Static Glob Conditional

The glob() function introduced in the previous tutorial also works in conditional expressions. This is particularly useful when not using any wildcards at all:

from stepup.core.api import glob

if glob("dataset/"):
    # The dataset exists, is a directory and is now static.
    # Steps for plan A.
    ...
else:
    # The directory dataset is not available.
    # Steps for plan B.
    ...

A similar conditional would not work with the static() function because it would raise an exception when the file does not exist.

Example

Example source files: getting_started/static_glob_conditional/

Let’s simulate a scenario where dataset/, if it exists, is remote storage with a huge dataset. Plan A is to extract useful information from the dataset. However, there may be reasons why this is not always possible or desirable:

  • Not all your collaborators may have access to this storage at all times.
  • The extraction is slow or expensive otherwise.

Plan B is to use the results of the extraction from a previous run and declare them as static files.

Create the following plan.py:

#!/usr/bin/env python
from stepup.core.api import glob, static, step

if glob("dataset/"):
    static("dataset/bigfile.txt", "expensive.py")
    step(
        "./expensive.py",
        inp=["dataset/bigfile.txt", "expensive.py"],
        out="average.txt",
    )
else:
    static("average.txt")

step("cat average.txt", inp="average.txt")

For this example, the script expensive.py is not expensive at all. It just serves as an illustration of a more realistic scenario where this script may do some non-tritial work. In this example, expensive.py just computes the average of all numbers in dataset/bigfile.txt and writes out the result to average.txt:

#!/usr/bin/env python

total = 0.0
count = 0
with open("dataset/bigfile.txt") as fh:
    for line in fh:
        total += float(line)
        count += 1

with open("average.txt", "w") as fh:
    print(f"{total / count:f}", file=fh)

Now put some values in dataset/bigfile.txt, e.g.:

1.2
2.3
7.9
1.8
-0.3

To run the example, make the scripts executable and fire up StepUp in non-interactive mode:

chmod +x expensive.py plan.py
stepup -n -w1

You should get the following output:

  DIRECTOR │ Listening on /tmp/stepup-########/director
  DIRECTOR │ Launched worker 0
     PHASE │ run
     START │ ./plan.py
   SUCCESS │ ./plan.py
     START │ ./expensive.py
   SUCCESS │ ./expensive.py
     START │ cat average.txt
   SUCCESS │ cat average.txt
─────────────────────────────── Standard output ────────────────────────────────
2.580000
────────────────────────────────────────────────────────────────────────────────
  WORKFLOW │ Dumped to .stepup/workflow.mpk.xz
  DIRECTOR │ Stopping workers.
  DIRECTOR │ See you!

Now, simulate the situation where the dataset is absent by renaming the directory:

mv dataset tmp
stepup -n -w1

The new output reveals that the dataset is completely ignored while the file average.txt is still used:

  DIRECTOR │ Listening on /tmp/stepup-########/director
  WORKFLOW │ Loaded from .stepup/workflow.mpk.xz
  DIRECTOR │ Launched worker 0
     PHASE │ run
     START │ ./plan.py
   SUCCESS │ ./plan.py
      SKIP │ cat average.txt
  WORKFLOW │ Dumped to .stepup/workflow.mpk.xz
  DIRECTOR │ Stopping workers.
  DIRECTOR │ See you!

Since the file average.txt did not change, the step cat average.txt is skipped.

Practical Considerations

  • For simplity’s sake, the example involves few calculations. In a more realistic setting, the step cat average.txt is replaced by several scripts that make graphs of the information extracted from the large dataset. Tweaking these graphs for clarity usually takes some iterations, for which access to the large dataset is not necessary.
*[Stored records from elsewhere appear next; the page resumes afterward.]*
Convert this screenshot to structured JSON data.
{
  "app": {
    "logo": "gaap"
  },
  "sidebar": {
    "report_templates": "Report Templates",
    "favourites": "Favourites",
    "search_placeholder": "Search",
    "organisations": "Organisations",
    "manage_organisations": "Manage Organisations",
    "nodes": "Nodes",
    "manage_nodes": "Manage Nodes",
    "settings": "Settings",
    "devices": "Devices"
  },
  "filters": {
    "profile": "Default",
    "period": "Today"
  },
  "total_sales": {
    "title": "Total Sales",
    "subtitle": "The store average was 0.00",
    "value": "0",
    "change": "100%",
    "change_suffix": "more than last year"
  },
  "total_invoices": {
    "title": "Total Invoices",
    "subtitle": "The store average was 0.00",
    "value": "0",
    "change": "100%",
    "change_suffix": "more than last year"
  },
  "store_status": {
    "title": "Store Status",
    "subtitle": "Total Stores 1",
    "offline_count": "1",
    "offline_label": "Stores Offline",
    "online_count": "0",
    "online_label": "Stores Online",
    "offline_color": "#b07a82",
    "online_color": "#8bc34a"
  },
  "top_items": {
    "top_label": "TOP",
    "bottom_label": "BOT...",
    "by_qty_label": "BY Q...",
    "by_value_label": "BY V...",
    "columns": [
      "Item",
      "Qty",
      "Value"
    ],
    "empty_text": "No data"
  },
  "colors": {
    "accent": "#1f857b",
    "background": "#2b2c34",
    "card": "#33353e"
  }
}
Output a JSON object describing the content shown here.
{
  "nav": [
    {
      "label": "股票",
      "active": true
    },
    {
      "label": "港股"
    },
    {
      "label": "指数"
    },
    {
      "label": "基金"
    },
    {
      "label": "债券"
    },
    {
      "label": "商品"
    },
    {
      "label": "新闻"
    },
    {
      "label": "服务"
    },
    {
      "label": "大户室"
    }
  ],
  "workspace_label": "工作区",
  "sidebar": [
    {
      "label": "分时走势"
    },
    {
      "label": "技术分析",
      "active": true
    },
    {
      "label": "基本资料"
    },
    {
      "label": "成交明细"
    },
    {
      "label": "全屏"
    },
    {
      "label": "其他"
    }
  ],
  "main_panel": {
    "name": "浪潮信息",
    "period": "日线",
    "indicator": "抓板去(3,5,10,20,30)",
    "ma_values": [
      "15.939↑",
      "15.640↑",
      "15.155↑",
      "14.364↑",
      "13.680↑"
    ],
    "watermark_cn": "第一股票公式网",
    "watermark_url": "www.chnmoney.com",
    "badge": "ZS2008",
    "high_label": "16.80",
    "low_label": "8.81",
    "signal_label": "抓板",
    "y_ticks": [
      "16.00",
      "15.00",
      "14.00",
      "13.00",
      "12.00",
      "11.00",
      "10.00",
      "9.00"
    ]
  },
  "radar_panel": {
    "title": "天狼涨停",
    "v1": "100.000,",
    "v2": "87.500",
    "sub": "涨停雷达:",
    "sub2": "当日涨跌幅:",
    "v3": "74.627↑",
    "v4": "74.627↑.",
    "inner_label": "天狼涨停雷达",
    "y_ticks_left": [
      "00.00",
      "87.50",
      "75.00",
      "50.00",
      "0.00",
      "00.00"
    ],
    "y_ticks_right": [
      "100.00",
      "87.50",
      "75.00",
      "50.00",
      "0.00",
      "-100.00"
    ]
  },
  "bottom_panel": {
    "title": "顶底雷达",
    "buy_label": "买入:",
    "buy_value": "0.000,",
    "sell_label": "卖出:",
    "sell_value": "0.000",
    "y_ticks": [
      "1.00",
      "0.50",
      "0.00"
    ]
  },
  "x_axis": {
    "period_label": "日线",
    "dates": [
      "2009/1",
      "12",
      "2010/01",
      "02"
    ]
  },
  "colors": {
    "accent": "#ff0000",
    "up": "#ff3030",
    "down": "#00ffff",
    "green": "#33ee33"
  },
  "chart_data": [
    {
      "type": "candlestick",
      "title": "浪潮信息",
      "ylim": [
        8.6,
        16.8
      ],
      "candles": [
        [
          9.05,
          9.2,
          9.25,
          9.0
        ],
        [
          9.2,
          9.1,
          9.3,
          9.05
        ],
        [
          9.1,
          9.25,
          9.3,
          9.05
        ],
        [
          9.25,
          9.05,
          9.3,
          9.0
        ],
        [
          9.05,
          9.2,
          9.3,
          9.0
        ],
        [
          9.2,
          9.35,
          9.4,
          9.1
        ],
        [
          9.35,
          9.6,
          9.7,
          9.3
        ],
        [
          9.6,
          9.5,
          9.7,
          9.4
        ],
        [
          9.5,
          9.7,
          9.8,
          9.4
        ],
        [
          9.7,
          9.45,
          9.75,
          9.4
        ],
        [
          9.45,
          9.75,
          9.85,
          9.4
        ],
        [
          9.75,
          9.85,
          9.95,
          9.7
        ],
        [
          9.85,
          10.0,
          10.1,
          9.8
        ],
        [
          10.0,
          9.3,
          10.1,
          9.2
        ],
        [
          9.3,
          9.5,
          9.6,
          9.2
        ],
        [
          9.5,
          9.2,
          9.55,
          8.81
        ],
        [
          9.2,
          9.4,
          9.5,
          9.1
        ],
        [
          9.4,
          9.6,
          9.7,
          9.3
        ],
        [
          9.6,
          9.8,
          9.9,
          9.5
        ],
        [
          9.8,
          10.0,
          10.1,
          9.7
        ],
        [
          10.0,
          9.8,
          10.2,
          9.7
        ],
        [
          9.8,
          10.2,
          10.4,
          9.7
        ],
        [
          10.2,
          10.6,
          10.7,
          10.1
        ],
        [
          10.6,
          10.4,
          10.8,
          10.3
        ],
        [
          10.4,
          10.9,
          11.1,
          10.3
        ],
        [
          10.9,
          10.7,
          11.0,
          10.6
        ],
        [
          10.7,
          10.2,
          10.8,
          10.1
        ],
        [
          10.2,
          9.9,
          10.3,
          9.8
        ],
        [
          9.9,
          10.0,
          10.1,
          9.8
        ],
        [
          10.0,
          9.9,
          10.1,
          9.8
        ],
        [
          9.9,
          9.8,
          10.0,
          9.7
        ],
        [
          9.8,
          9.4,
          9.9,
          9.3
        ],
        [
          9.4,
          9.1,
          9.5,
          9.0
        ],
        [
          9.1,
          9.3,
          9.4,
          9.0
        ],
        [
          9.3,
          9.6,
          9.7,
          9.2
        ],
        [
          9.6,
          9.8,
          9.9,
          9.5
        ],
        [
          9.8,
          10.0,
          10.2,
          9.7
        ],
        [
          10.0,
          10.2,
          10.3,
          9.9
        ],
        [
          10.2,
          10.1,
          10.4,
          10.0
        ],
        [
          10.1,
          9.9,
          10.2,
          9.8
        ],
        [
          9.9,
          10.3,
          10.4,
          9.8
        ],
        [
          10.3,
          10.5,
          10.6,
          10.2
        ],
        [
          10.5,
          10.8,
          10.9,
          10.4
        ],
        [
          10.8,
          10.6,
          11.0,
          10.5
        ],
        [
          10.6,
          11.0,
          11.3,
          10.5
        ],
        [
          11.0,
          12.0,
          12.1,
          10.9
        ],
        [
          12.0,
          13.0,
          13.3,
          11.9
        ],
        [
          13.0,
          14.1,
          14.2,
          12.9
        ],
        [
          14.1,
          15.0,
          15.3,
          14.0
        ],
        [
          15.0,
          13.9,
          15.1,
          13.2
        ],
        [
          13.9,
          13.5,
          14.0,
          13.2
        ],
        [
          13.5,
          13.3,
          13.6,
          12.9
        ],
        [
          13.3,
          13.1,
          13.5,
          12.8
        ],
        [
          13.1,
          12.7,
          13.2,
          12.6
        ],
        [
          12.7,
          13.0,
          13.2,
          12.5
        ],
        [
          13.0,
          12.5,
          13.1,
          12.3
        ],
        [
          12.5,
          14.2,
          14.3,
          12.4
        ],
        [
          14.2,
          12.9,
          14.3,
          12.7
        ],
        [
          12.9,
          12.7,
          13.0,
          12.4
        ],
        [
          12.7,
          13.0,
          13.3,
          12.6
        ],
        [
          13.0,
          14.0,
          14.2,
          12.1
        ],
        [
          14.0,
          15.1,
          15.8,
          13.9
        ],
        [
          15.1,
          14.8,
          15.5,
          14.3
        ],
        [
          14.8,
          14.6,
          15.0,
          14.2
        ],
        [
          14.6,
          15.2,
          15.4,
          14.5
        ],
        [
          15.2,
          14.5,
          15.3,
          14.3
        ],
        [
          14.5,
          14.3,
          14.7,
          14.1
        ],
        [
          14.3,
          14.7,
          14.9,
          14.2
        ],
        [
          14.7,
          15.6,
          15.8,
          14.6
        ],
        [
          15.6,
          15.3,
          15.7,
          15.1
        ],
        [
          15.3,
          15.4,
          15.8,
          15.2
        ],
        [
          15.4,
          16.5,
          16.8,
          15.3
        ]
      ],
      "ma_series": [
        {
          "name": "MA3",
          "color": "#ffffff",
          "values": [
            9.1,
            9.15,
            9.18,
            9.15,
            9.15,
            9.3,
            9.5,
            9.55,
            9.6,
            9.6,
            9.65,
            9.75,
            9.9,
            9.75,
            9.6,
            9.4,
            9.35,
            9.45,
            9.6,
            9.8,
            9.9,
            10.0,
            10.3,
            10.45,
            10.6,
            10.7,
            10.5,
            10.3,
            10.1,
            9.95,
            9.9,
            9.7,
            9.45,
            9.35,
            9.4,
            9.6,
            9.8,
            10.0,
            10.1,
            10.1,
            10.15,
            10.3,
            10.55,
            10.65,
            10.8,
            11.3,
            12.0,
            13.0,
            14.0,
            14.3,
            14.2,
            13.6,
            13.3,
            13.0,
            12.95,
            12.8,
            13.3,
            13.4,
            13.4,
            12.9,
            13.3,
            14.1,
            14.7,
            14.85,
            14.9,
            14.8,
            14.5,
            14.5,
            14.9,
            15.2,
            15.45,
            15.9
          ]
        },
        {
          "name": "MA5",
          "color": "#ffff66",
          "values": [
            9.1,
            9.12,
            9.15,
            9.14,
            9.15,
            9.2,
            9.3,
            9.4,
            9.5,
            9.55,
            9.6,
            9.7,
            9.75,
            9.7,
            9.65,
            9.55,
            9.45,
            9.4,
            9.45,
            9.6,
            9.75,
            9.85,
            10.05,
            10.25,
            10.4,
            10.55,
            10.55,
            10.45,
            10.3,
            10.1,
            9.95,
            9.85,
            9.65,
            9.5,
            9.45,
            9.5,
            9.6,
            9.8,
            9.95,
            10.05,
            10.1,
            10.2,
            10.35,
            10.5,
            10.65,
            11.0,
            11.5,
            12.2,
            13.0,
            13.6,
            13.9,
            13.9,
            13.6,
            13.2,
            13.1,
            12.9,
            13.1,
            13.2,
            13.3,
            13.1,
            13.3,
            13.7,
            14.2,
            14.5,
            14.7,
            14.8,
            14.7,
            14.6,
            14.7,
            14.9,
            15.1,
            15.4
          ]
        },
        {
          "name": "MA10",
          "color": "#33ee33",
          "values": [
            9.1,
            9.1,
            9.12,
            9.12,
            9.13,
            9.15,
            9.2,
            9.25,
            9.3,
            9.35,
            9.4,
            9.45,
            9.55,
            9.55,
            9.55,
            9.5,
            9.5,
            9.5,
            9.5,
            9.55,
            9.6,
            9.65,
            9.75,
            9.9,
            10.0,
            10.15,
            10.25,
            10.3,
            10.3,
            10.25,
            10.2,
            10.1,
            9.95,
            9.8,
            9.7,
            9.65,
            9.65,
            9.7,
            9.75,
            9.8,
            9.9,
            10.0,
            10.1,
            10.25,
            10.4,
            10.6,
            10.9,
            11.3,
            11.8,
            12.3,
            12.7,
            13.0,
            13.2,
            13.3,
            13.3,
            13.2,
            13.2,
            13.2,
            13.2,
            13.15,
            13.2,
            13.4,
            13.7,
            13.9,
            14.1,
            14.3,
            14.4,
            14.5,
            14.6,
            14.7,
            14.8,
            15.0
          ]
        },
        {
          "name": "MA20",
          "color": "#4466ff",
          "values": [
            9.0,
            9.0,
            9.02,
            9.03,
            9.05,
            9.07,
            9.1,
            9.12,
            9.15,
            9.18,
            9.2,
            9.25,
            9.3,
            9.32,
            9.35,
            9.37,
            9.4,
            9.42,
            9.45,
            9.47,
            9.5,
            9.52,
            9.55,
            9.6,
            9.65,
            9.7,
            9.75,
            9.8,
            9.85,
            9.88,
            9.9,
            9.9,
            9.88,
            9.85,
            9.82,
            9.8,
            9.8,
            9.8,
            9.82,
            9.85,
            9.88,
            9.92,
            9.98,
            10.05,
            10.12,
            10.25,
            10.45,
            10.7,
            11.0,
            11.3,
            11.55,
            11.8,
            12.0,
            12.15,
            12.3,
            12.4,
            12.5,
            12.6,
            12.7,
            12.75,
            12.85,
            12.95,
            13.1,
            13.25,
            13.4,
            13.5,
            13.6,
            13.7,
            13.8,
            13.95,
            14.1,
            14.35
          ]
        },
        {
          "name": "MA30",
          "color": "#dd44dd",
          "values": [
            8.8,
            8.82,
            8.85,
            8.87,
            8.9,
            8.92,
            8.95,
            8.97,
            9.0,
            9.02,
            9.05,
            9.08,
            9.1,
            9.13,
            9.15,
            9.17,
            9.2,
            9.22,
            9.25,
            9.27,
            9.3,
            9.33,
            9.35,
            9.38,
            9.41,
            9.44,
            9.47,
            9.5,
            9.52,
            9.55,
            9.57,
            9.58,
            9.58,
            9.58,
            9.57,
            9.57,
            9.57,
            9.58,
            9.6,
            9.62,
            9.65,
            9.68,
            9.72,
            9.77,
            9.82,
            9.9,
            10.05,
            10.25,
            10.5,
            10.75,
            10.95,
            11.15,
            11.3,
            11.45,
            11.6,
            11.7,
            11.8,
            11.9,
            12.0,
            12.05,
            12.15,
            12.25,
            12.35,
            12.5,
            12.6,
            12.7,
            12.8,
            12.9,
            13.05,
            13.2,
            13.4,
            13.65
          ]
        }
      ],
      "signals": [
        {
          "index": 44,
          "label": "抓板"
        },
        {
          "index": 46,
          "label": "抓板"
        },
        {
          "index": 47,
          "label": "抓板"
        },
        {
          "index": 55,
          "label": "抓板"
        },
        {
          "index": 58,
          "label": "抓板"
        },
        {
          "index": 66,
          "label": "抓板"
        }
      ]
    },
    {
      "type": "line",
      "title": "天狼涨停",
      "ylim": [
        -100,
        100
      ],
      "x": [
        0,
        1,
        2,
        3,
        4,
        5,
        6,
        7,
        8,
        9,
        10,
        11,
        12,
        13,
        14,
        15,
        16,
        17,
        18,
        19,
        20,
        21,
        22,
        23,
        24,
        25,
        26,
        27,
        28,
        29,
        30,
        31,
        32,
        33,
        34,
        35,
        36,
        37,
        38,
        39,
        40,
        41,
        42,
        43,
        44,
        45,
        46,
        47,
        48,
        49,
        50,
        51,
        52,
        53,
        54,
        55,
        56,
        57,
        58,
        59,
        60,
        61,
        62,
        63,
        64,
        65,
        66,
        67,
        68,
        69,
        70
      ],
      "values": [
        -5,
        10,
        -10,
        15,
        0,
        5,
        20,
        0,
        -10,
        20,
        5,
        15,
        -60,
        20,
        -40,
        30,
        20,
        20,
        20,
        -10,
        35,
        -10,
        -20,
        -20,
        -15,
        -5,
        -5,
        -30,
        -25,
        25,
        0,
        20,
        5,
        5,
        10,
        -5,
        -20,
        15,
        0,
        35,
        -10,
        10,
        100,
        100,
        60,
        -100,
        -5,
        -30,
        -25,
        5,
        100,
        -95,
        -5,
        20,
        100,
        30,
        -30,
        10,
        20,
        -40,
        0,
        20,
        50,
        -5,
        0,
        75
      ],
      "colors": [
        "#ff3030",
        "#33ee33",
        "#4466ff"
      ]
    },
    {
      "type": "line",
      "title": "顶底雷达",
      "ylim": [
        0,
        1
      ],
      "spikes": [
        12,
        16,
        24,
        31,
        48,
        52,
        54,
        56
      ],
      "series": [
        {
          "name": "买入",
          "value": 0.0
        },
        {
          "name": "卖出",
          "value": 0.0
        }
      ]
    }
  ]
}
  • A StepUp project practically always resides in a Git repository. While the files extracted from the large dataset can be reproduced easily, it may still be relevant to commit them into the Git repository:

    • Not all collaborators may have access to the dataset, but you still want them to be able to reproduce the workflow.

    • In the long run, the large dataset might be removed because it is too big and old to keep around. The extracted data then become a relevant and compact subset that can be easily stored for longer periods.